Comprendre le rôle du microbiote
Les travaux de recherche sur l’impact en termes de santé du microbiote intestinal – qui contient 1012 à 1014 micro‑organismes, soit 2 à 10 fois plus que le nombre de cellules qui constituent notre corps – sont en plein essor. Chez les patients atteints de MICI, des déséquilibres du microbiote en espèces bactériennes proinflammatoires et anti-inflammatoires, tout comme la prédominance de certaines familles de bactéries, ont été observés. Tout l’enjeu de la recherche est de mieux comprendre comment ces déséquilibres peuvent être résolus et quel impact cela pourrait avoir sur les patients. À l’heure actuelle, la greffe fécale, qui consiste à introduire les selles d’une personne saine dans le tube digestif d’un patient afin de reconstituer sa flore intestinale, semble avoir un effet limité sur les patients. « De nombreux travaux ont été menés sur le microbiote mais ils n’ont offert pour le moment aucun débouché clinique dans la maladie de Crohn. La greffe fécale a montré son efficacité pour des patients atteints de rectocolite hémorragique mais pas dans le cadre de la maladie de Crohn », explique le Pr Peyrin-Biroulet.

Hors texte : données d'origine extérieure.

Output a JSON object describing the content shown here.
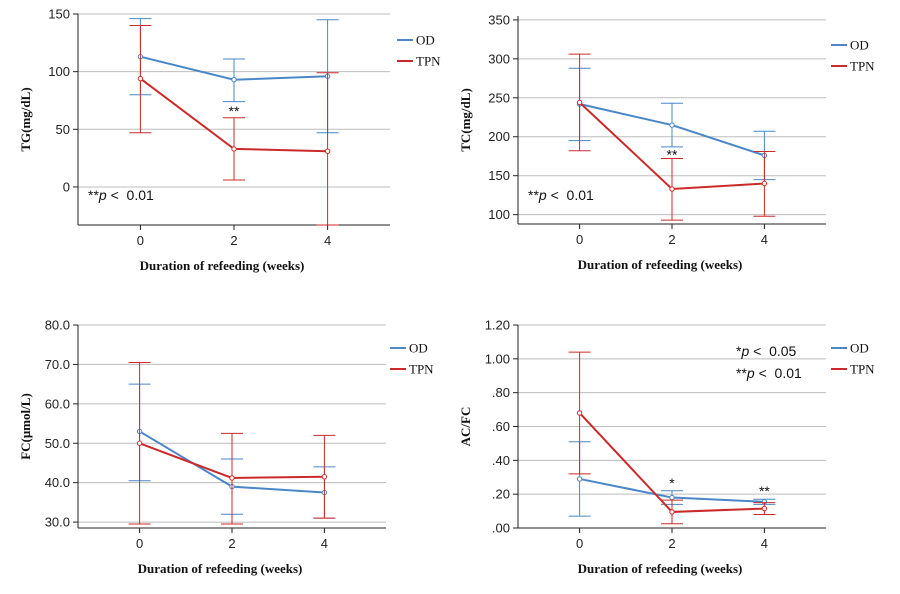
{
  "colors": {
    "OD": "#4a86c8",
    "TPN": "#cc2a2a"
  },
  "chart_data": [
    {
      "type": "line",
      "x": [
        "0",
        "2",
        "4"
      ],
      "xlabel": "Duration of refeeding (weeks)",
      "ylabel": "TG(mg/dL)",
      "ylim": [
        -33,
        150
      ],
      "yticks": [
        0,
        50,
        100,
        150
      ],
      "ytick_labels": [
        "0",
        "50",
        "100",
        "150"
      ],
      "grid": true,
      "legend": [
        "OD",
        "TPN"
      ],
      "legend_position": "top-right",
      "series": [
        {
          "name": "OD",
          "values": [
            113,
            93,
            96
          ],
          "err_low": [
            80,
            74,
            47
          ],
          "err_high": [
            146,
            111,
            145
          ]
        },
        {
          "name": "TPN",
          "values": [
            94,
            33,
            31
          ],
          "err_low": [
            47,
            6,
            -38
          ],
          "err_high": [
            140,
            60,
            99
          ]
        }
      ],
      "significance": [
        {
          "x": "2",
          "y": 66,
          "label": "**"
        }
      ],
      "note": "**p <  0.01"
    },
    {
      "type": "line",
      "x": [
        "0",
        "2",
        "4"
      ],
      "xlabel": "Duration of refeeding (weeks)",
      "ylabel": "TC(mg/dL)",
      "ylim": [
        88,
        355
      ],
      "yticks": [
        100,
        150,
        200,
        250,
        300,
        350
      ],
      "ytick_labels": [
        "100",
        "150",
        "200",
        "250",
        "300",
        "350"
      ],
      "grid": true,
      "legend": [
        "OD",
        "TPN"
      ],
      "legend_position": "top-right",
      "series": [
        {
          "name": "OD",
          "values": [
            242,
            215,
            176
          ],
          "err_low": [
            195,
            187,
            145
          ],
          "err_high": [
            288,
            243,
            207
          ]
        },
        {
          "name": "TPN",
          "values": [
            244,
            133,
            140
          ],
          "err_low": [
            182,
            93,
            98
          ],
          "err_high": [
            306,
            172,
            181
          ]
        }
      ],
      "significance": [
        {
          "x": "2",
          "y": 177,
          "label": "**"
        }
      ],
      "note": "**p <  0.01"
    },
    {
      "type": "line",
      "x": [
        "0",
        "2",
        "4"
      ],
      "xlabel": "Duration of refeeding (weeks)",
      "ylabel": "FC(μmol/L)",
      "ylim": [
        28.5,
        80
      ],
      "yticks": [
        30,
        40,
        50,
        60,
        70,
        80
      ],
      "ytick_labels": [
        "30.0",
        "40.0",
        "50.0",
        "60.0",
        "70.0",
        "80.0"
      ],
      "grid": true,
      "legend": [
        "OD",
        "TPN"
      ],
      "legend_position": "top-right",
      "series": [
        {
          "name": "OD",
          "values": [
            53.0,
            39.0,
            37.5
          ],
          "err_low": [
            40.5,
            32.0,
            31.0
          ],
          "err_high": [
            65.0,
            46.0,
            44.0
          ]
        },
        {
          "name": "TPN",
          "values": [
            50.0,
            41.2,
            41.5
          ],
          "err_low": [
            29.5,
            29.5,
            31.0
          ],
          "err_high": [
            70.5,
            52.5,
            52.0
          ]
        }
      ],
      "significance": []
    },
    {
      "type": "line",
      "x": [
        "0",
        "2",
        "4"
      ],
      "xlabel": "Duration of refeeding (weeks)",
      "ylabel": "AC/FC",
      "ylim": [
        0,
        1.2
      ],
      "yticks": [
        0,
        0.2,
        0.4,
        0.6,
        0.8,
        1.0,
        1.2
      ],
      "ytick_labels": [
        ".00",
        ".20",
        ".40",
        ".60",
        ".80",
        "1.00",
        "1.20"
      ],
      "grid": true,
      "legend": [
        "OD",
        "TPN"
      ],
      "legend_position": "top-right",
      "series": [
        {
          "name": "OD",
          "values": [
            0.29,
            0.18,
            0.155
          ],
          "err_low": [
            0.07,
            0.14,
            0.14
          ],
          "err_high": [
            0.51,
            0.22,
            0.17
          ]
        },
        {
          "name": "TPN",
          "values": [
            0.68,
            0.095,
            0.115
          ],
          "err_low": [
            0.32,
            0.025,
            0.08
          ],
          "err_high": [
            1.04,
            0.165,
            0.15
          ]
        }
      ],
      "significance": [
        {
          "x": "2",
          "y": 0.265,
          "label": "*"
        },
        {
          "x": "4",
          "y": 0.22,
          "label": "**"
        }
      ],
      "note": "*p <  0.05",
      "note2": "**p <  0.01"
    }
  ]
}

Quel impact sur la fertilité ?
La maladie de Crohn, qui diminue la fertilité, n’est pas aggravée par la grossesse mais cette dernière est souvent compliquée en cas de maladie active (fausse couche, prématurité, petit poids de naissance). « Pour cette raison, il est raisonnable de contrôler la maladie avant d’envisager une grossesse. Beaucoup de traitements autorisent la procréation. Certains ne permettent pas de grossesse ou nécessitent une adaptation des protocoles », explique le Dr Raynaud.